Поведение брата не укладывалось в понятие нормального мужика. У него в доме стояла бутылка коньяка, да не просто бутылка, а начатая. Это как же, выпил пару стопок, и спрятал. Такое поведение никак не согласовывалось с поведением нормального мужика. Он бы так ни в жизнь не поступил. Пьют, пока бутылка не опустеет, или не вырубятся. Чтобы в доме преспокойненько стояла начатая бутылка алкоголя, ни за что бы не поверил, если бы сам не увидел. Непонятный он мужик, Игорь. Вот он спас его, зачем-то привёз в свой дом, мог бы высадить за углом. Если так поступил, значит, он для него что-то значит, радоваться должен. Но он не только не рад, а зол, даже пить с ним не стал, разговаривает сквозь зубы. Если так противен, так выгони. Так, наоборот, предостерёг, чтобы на улицу не выходил. Оказывается у ментов его фоторобот, ищут по всему городу, увидят – заметут. Не рад и злится, а и жрачки привёз и пива. Водку, гад, наотрез отказался покупать.
Сегодня ему опять приснился брат, опять расплывчатый, без лица и возраста. Во сне им овладело тёплое, радостное чувство, и с этим чувством он проснулся.
После слов Виктора Игорь едва сковороду не выронил.
- Есть садись, защитник.
- Кого ты тарелки мараешь, вместе со сковороды поедим, братья же.
С набитым ртом, чавкая, Виктор продолжал болтать.
- Бабёнка у тебя ничо. А чего не заходит-то, меня чо ли опасаетесь? Дак я чо, урод какой-то, без берегов вообще, на братнину бабу зариться. Она мне, как сестрёнка, да я кому хошь голову оторву, обидит если. Ты скажи, если вам надо это самое, так я погулять выйду, или на кухне запрусь. Кого стесняться-то, братья же.

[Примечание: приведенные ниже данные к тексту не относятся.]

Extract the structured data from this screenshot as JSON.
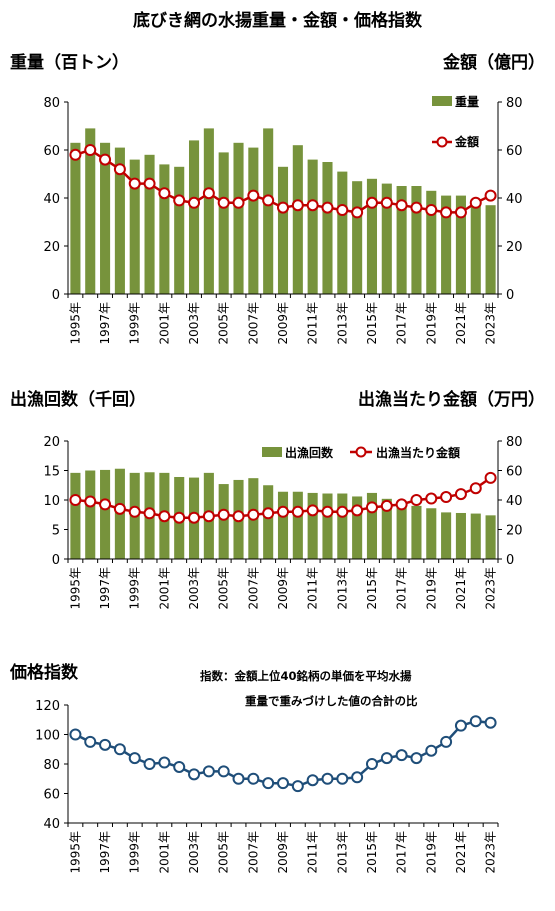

«Братья же, братья же, братья же» - колоколом билось сердце. Не мог он ударить безоружного человека, доверчиво смотревшего на него. Виктор продолжал:
- Мы, почему в разных семьях росли? В толк не возьму.

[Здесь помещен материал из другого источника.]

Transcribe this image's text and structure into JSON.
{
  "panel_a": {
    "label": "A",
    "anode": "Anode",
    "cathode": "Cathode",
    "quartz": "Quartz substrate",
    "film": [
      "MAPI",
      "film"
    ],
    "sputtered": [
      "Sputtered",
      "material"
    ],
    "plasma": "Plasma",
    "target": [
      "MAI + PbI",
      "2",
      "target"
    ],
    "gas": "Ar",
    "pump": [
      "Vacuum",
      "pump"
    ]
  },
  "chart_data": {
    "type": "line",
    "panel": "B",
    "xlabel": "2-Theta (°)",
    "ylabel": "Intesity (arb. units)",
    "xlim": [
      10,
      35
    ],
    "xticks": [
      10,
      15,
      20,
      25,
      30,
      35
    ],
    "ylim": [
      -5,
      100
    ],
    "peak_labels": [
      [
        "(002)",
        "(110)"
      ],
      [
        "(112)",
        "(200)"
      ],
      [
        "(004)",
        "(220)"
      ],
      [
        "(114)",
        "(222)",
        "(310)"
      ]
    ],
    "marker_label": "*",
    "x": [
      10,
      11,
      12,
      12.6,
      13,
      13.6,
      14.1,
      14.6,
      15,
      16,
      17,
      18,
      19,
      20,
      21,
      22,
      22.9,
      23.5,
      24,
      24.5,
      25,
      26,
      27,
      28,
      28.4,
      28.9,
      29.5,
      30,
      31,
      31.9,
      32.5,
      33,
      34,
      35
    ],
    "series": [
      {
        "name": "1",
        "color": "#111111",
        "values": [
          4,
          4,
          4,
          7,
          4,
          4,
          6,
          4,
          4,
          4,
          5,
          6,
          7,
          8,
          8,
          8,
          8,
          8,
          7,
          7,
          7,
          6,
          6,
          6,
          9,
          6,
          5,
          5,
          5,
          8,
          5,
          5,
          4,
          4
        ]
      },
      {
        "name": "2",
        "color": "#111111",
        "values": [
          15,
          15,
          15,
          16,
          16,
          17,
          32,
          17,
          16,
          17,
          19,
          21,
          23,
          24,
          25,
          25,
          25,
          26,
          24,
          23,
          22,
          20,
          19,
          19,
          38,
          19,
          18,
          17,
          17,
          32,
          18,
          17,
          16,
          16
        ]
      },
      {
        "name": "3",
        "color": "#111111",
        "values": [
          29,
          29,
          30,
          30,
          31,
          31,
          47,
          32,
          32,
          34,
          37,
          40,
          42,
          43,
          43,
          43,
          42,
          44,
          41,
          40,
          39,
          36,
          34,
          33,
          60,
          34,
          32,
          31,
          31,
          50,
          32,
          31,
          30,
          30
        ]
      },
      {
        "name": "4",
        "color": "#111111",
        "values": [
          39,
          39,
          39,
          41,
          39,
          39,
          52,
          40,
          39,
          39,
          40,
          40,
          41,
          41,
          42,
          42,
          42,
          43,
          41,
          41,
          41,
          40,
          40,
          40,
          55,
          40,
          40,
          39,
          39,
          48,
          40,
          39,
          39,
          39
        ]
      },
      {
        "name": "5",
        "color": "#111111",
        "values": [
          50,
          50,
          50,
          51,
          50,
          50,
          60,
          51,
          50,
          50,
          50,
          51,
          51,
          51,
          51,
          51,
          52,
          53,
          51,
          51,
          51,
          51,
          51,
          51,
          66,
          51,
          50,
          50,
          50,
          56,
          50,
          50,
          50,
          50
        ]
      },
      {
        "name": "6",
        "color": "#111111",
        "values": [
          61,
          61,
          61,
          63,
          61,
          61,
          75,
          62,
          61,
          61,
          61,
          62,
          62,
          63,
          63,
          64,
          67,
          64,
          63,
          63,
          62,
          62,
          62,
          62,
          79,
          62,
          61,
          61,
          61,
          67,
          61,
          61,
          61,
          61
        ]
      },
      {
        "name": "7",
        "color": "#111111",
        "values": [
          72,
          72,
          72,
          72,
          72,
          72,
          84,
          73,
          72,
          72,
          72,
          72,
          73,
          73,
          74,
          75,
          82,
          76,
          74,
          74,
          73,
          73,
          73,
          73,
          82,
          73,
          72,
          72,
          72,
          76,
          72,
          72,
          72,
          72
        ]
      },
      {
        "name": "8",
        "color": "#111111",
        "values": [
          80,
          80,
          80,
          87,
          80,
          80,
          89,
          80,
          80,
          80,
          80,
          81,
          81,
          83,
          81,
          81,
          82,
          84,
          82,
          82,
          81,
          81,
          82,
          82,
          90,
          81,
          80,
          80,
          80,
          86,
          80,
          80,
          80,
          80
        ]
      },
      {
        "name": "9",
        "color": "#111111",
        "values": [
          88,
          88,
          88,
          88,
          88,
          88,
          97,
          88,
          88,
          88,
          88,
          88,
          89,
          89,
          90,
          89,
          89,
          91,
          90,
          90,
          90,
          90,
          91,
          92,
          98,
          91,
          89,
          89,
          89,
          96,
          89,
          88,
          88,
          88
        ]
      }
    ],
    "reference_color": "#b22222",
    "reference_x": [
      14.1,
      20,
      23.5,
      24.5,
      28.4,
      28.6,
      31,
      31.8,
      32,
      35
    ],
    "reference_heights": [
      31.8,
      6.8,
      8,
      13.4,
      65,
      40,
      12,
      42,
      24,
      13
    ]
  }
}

- Тебя в чужую семью отдали, потом расскажу.
- Мать, что ли?
- Нет, она даже не знала, что двойню родила. Сказал же, потом расскажу, долго и некогда сейчас. Ты вот что, брат. Я деньги оставлю, сходи, подстригись. Бороду тебе отпустить, что ли. Завтра пойдём на работу устраиваться. Слышал, на складе грузчики нужны, я сегодня переговорю. Только очень тебя прошу, пить бросай, и самого выгонят, и меня подведёшь. У нас с этим делом строго. Может, тебе закодироваться, - Виктор не успел ответить, Игорь продолжал: - Позвоню Томке, чтоб в выходные пришла знакомиться. Ольге тоже позвоню, она в другом городе живёт. С ней по скайпу можно поговорить.
- Томка и Ольга кто – сёстры? А, - Виктор, на миг замялся, спросил приглушенно: - А родители?
- Съездим в выходной и к родителям. На кладбище они, потом всё тебе расскажу. Ольга самая старшая, а Томка на три года нас старше. У неё семья, дети.
- Понял, понял всё, ты иди, я сам приберусь. А чо, грузчиком можно, силушка есть.
Допивая на ходу чай, Игорь строил планы:
- Выучу машину водить, сдашь на права, может, водителем переведут. Там видно будет.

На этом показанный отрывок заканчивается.